I gave it all to them, myself, me. I told metaphors through my music, detailing my life as much as I could, but never giving away too much.

There were police in the area as well.

Private police, not public police. I made sure our task force would only work for us. And never be in allegiance with local government. Mainly because some of my gang would hand out and sell hard drugs during the shows. I was not only known for my fantastic vocals, but also for throwing wild parties. Especially after an event.

Heroin, ecstasy, black tar.

Name any sort of drug, and you could find that at my shows. Which is why Hae-il was so filled with angst the other day about not having North Korean shipments on time. We had to be on point always, receiving incoming packages at specific times along the Korean-Chinese national boundary line.

Then we had to ship it over and to the south, carefully, on boats or planes. Private planes, the ones we could afford. Landing them in the countryside, in hidden hangers. Everything secretive, quick, efficient.

It was sort of like a positive feedback cycle: these pop shows and my albums helped prop up our drug trade, and our drug trade helped prop up my shows and my albums.

 

An endless cycle that never seemed to end.

 

I thought about maybe one day having the label to myself. Free from the constraints of the gang lifestyle.

 

But that would be still for a very long time.

 

A long, long time.

 

My drummer started up a couple beats, and my guitarists strummed a couple of key notes.

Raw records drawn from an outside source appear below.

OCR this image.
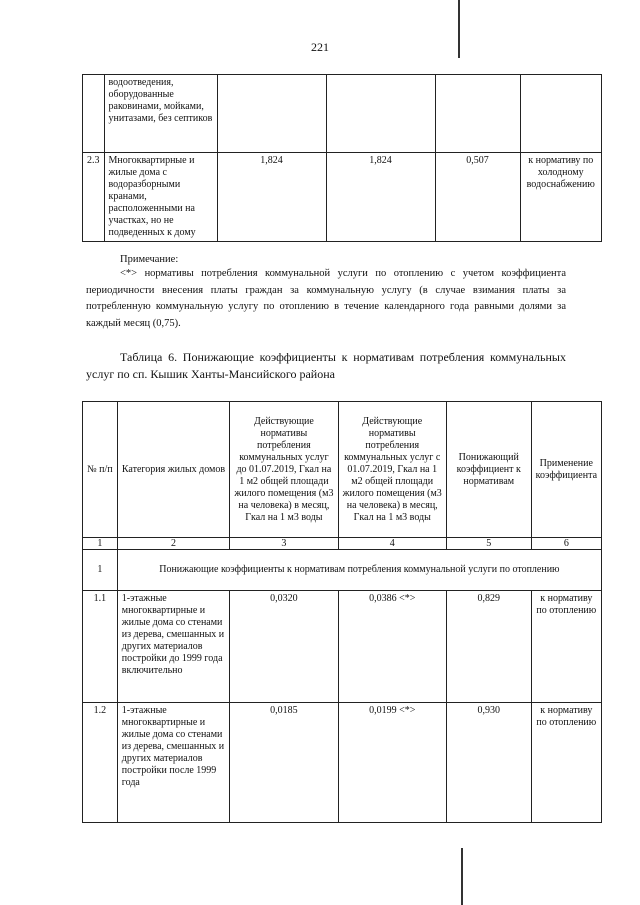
221
	водоотведения, оборудованные раковинами, мойками, унитазами, без септиков				
2.3	Многоквартирные и жилые дома с водоразборными кранами, расположенными на участках, но не подведенных к дому	1,824	1,824	0,507	к нормативу по холодному водоснабжению
Примечание:
<*> нормативы потребления коммунальной услуги по отоплению с учетом коэффициента периодичности внесения платы граждан за коммунальную услугу (в случае взимания платы за потребленную коммунальную услугу по отоплению в течение календарного года равными долями за каждый месяц (0,75).
Таблица 6. Понижающие коэффициенты к нормативам потребления коммунальных услуг по сп. Кышик Ханты-Мансийского района
№ п/п	Категория жилых домов	Действующие нормативы потребления коммунальных услуг до 01.07.2019, Гкал на 1 м2 общей площади жилого помещения (м3 на человека) в месяц, Гкал на 1 м3 воды	Действующие нормативы потребления коммунальных услуг с 01.07.2019, Гкал на 1 м2 общей площади жилого помещения (м3 на человека) в месяц, Гкал на 1 м3 воды	Понижающий коэффициент к нормативам	Применение коэффициента
1	2	3	4	5	6
1	Понижающие коэффициенты к нормативам потребления коммунальной услуги по отоплению				
1.1	1-этажные многоквартирные и жилые дома со стенами из дерева, смешанных и других материалов постройки до 1999 года включительно	0,0320	0,0386 <*>	0,829	к нормативу по отоплению
1.2	1-этажные многоквартирные и жилые дома со стенами из дерева, смешанных и других материалов постройки после 1999 года	0,0185	0,0199 <*>	0,930	к нормативу по отоплению
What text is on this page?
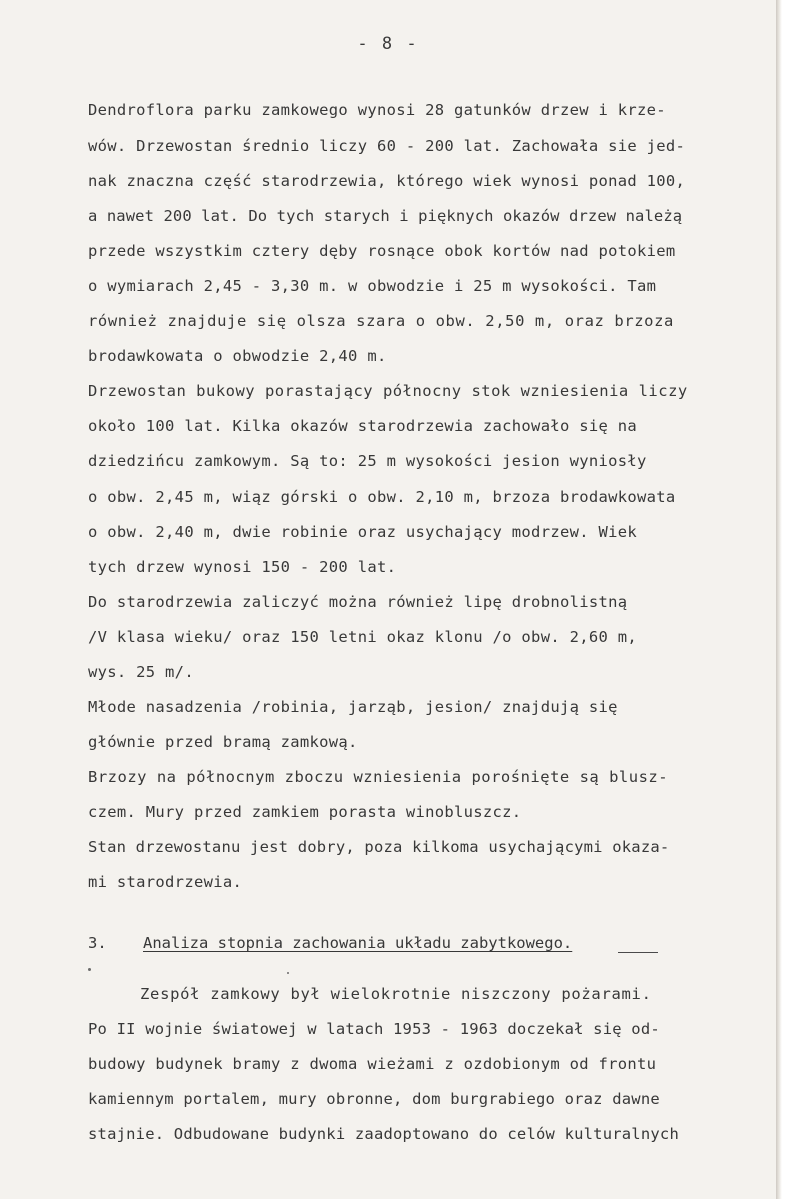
- 8 -
Dendroflora parku zamkowego wynosi 28 gatunków drzew i krze-
wów. Drzewostan średnio liczy 60 - 200 lat. Zachowała sie jed-
nak znaczna część starodrzewia, którego wiek wynosi ponad 100,
a nawet 200 lat. Do tych starych i pięknych okazów drzew należą
przede wszystkim cztery dęby rosnące obok kortów nad potokiem
o wymiarach 2,45 - 3,30 m. w obwodzie i 25 m wysokości. Tam
również znajduje się olsza szara o obw. 2,50 m, oraz brzoza
brodawkowata o obwodzie 2,40 m.
Drzewostan bukowy porastający północny stok wzniesienia liczy
około 100 lat. Kilka okazów starodrzewia zachowało się na
dziedzińcu zamkowym. Są to: 25 m wysokości jesion wyniosły
o obw. 2,45 m, wiąz górski o obw. 2,10 m, brzoza brodawkowata
o obw. 2,40 m, dwie robinie oraz usychający modrzew. Wiek
tych drzew wynosi 150 - 200 lat.
Do starodrzewia zaliczyć można również lipę drobnolistną
/V klasa wieku/ oraz 150 letni okaz klonu /o obw. 2,60 m,
wys. 25 m/.
Młode nasadzenia /robinia, jarząb, jesion/ znajdują się
głównie przed bramą zamkową.
Brzozy na północnym zboczu wzniesienia porośnięte są blusz-
czem. Mury przed zamkiem porasta winobluszcz.
Stan drzewostanu jest dobry, poza kilkoma usychającymi okaza-
mi starodrzewia.
3. Analiza stopnia zachowania układu zabytkowego.
Zespół zamkowy był wielokrotnie niszczony pożarami.
Po II wojnie światowej w latach 1953 - 1963 doczekał się od-
budowy budynek bramy z dwoma wieżami z ozdobionym od frontu
kamiennym portalem, mury obronne, dom burgrabiego oraz dawne
stajnie. Odbudowane budynki zaadoptowano do celów kulturalnych
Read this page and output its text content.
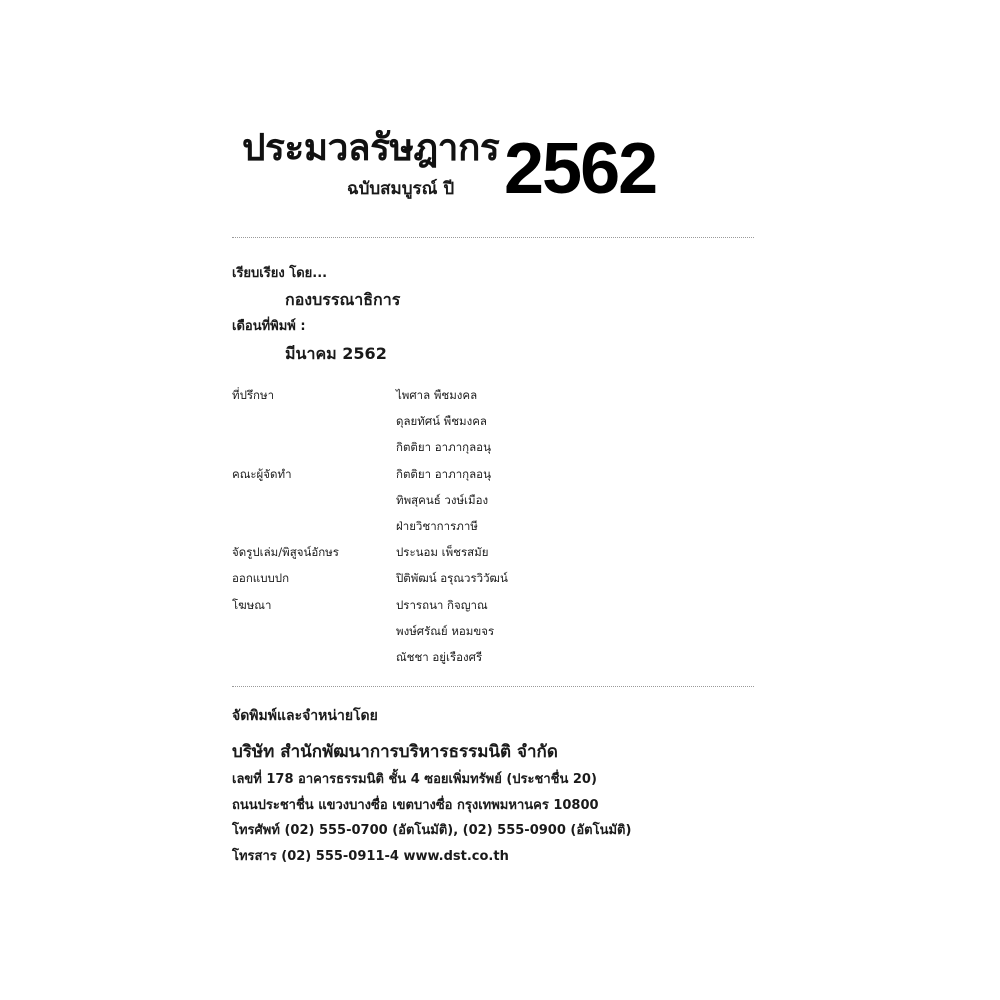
ประมวลรัษฎากร 2562
ฉบับสมบูรณ์ ปี
เรียบเรียง โดย...
กองบรรณาธิการ
เดือนที่พิมพ์ :
มีนาคม 2562
ที่ปรึกษา	ไพศาล พืชมงคล
ดุลยทัศน์ พืชมงคล
กิตติยา อาภากุลอนุ
คณะผู้จัดทำ	กิตติยา อาภากุลอนุ
ทิพสุคนธ์ วงษ์เมือง
ฝ่ายวิชาการภาษี
จัดรูปเล่ม/พิสูจน์อักษร	ประนอม เพ็ชรสมัย
ออกแบบปก	ปิติพัฒน์ อรุณวรวิวัฒน์
โฆษณา	ปรารถนา กิจญาณ
พงษ์ศรัณย์ หอมขจร
ณัชชา อยู่เรืองศรี
จัดพิมพ์และจำหน่ายโดย
บริษัท สำนักพัฒนาการบริหารธรรมนิติ จำกัด
เลขที่ 178 อาคารธรรมนิติ ชั้น 4 ซอยเพิ่มทรัพย์ (ประชาชื่น 20)
ถนนประชาชื่น แขวงบางซื่อ เขตบางซื่อ กรุงเทพมหานคร 10800
โทรศัพท์ (02) 555-0700 (อัตโนมัติ), (02) 555-0900 (อัตโนมัติ)
โทรสาร (02) 555-0911-4 www.dst.co.th
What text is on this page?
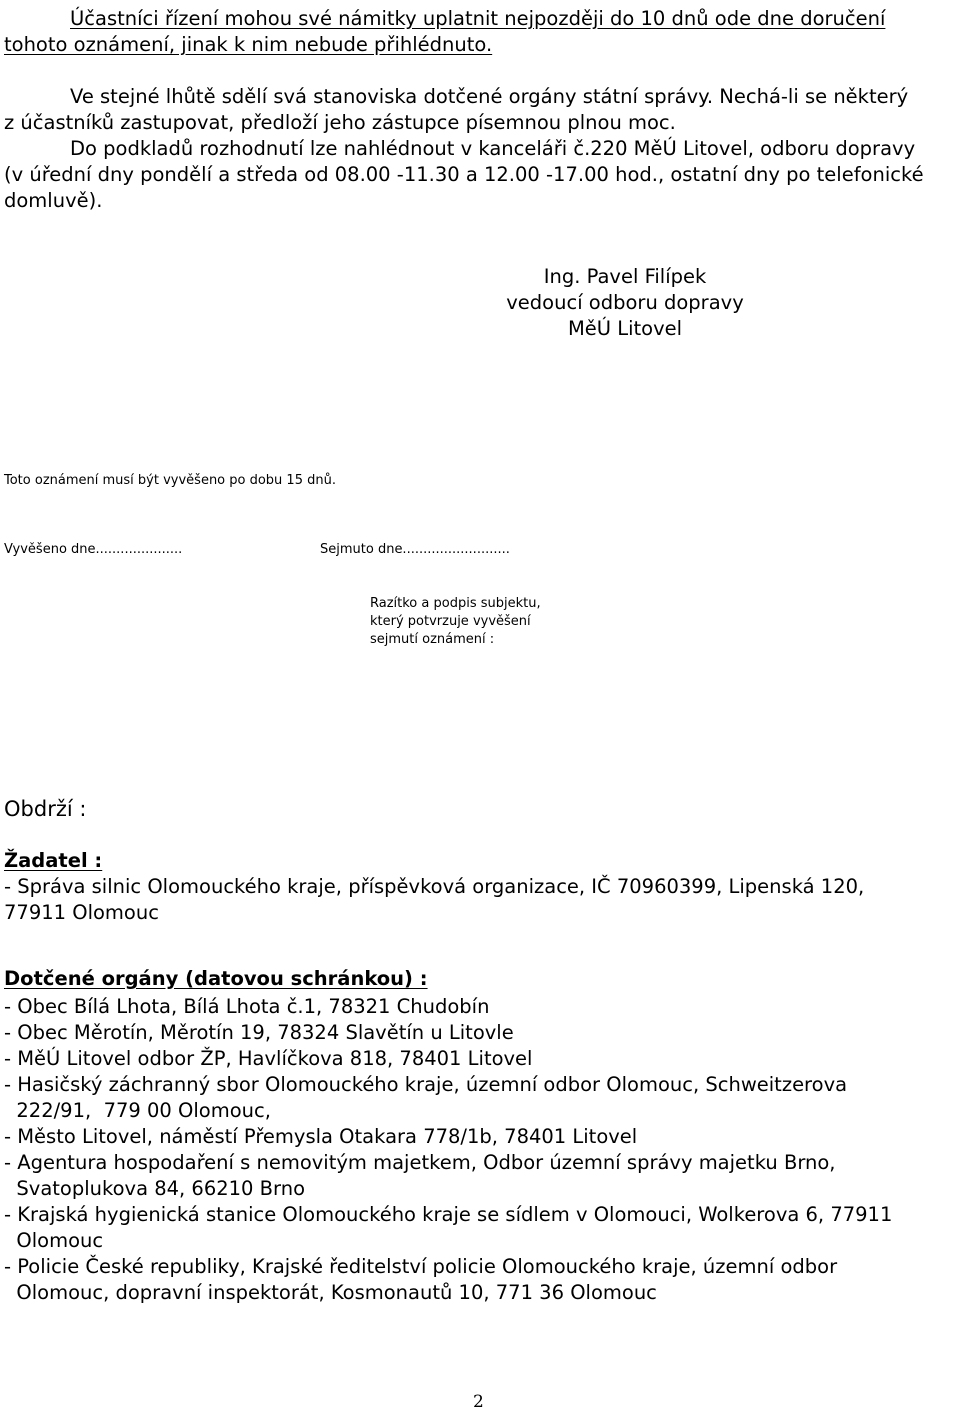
Účastníci řízení mohou své námitky uplatnit nejpozději do 10 dnů ode dne doručení
tohoto oznámení, jinak k nim nebude přihlédnuto.
Ve stejné lhůtě sdělí svá stanoviska dotčené orgány státní správy. Nechá-li se některý
z účastníků zastupovat, předloží jeho zástupce písemnou plnou moc.
Do podkladů rozhodnutí lze nahlédnout v kanceláři č.220 MěÚ Litovel, odboru dopravy
(v úřední dny pondělí a středa od 08.00 -11.30 a 12.00 -17.00 hod., ostatní dny po telefonické
domluvě).
Ing. Pavel Filípek
vedoucí odboru dopravy
MěÚ Litovel
Toto oznámení musí být vyvěšeno po dobu 15 dnů.
Vyvěšeno dne.....................	Sejmuto dne..........................
Razítko a podpis subjektu,
který potvrzuje vyvěšení
sejmutí oznámení :
Obdrží :
Žadatel :
- Správa silnic Olomouckého kraje, příspěvková organizace, IČ 70960399, Lipenská 120,
77911 Olomouc
Dotčené orgány (datovou schránkou) :
- Obec Bílá Lhota, Bílá Lhota č.1, 78321 Chudobín
- Obec Měrotín, Měrotín 19, 78324 Slavětín u Litovle
- MěÚ Litovel odbor ŽP, Havlíčkova 818, 78401 Litovel
- Hasičský záchranný sbor Olomouckého kraje, územní odbor Olomouc, Schweitzerova
222/91,  779 00 Olomouc,
- Město Litovel, náměstí Přemysla Otakara 778/1b, 78401 Litovel
- Agentura hospodaření s nemovitým majetkem, Odbor územní správy majetku Brno,
Svatoplukova 84, 66210 Brno
- Krajská hygienická stanice Olomouckého kraje se sídlem v Olomouci, Wolkerova 6, 77911
Olomouc
- Policie České republiky, Krajské ředitelství policie Olomouckého kraje, územní odbor
Olomouc, dopravní inspektorát, Kosmonautů 10, 771 36 Olomouc
2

I listened to them, playing the songs that we would have to perform in my head. The show was about to begin. People were pouring in now through the gates of the amphitheater.

 

I closed my eyes, thinking about how far I had gone, and where I was in life.

 

How far I had to go.

 

The day passed, and night came in full force. I stood in front of a massive crowd, yelling and cheering all sorts of nonsense.

 

I had a shot of vodka by my feet. That always loosened me up properly. I bent down, grabbing the top, and poured a little down my throat.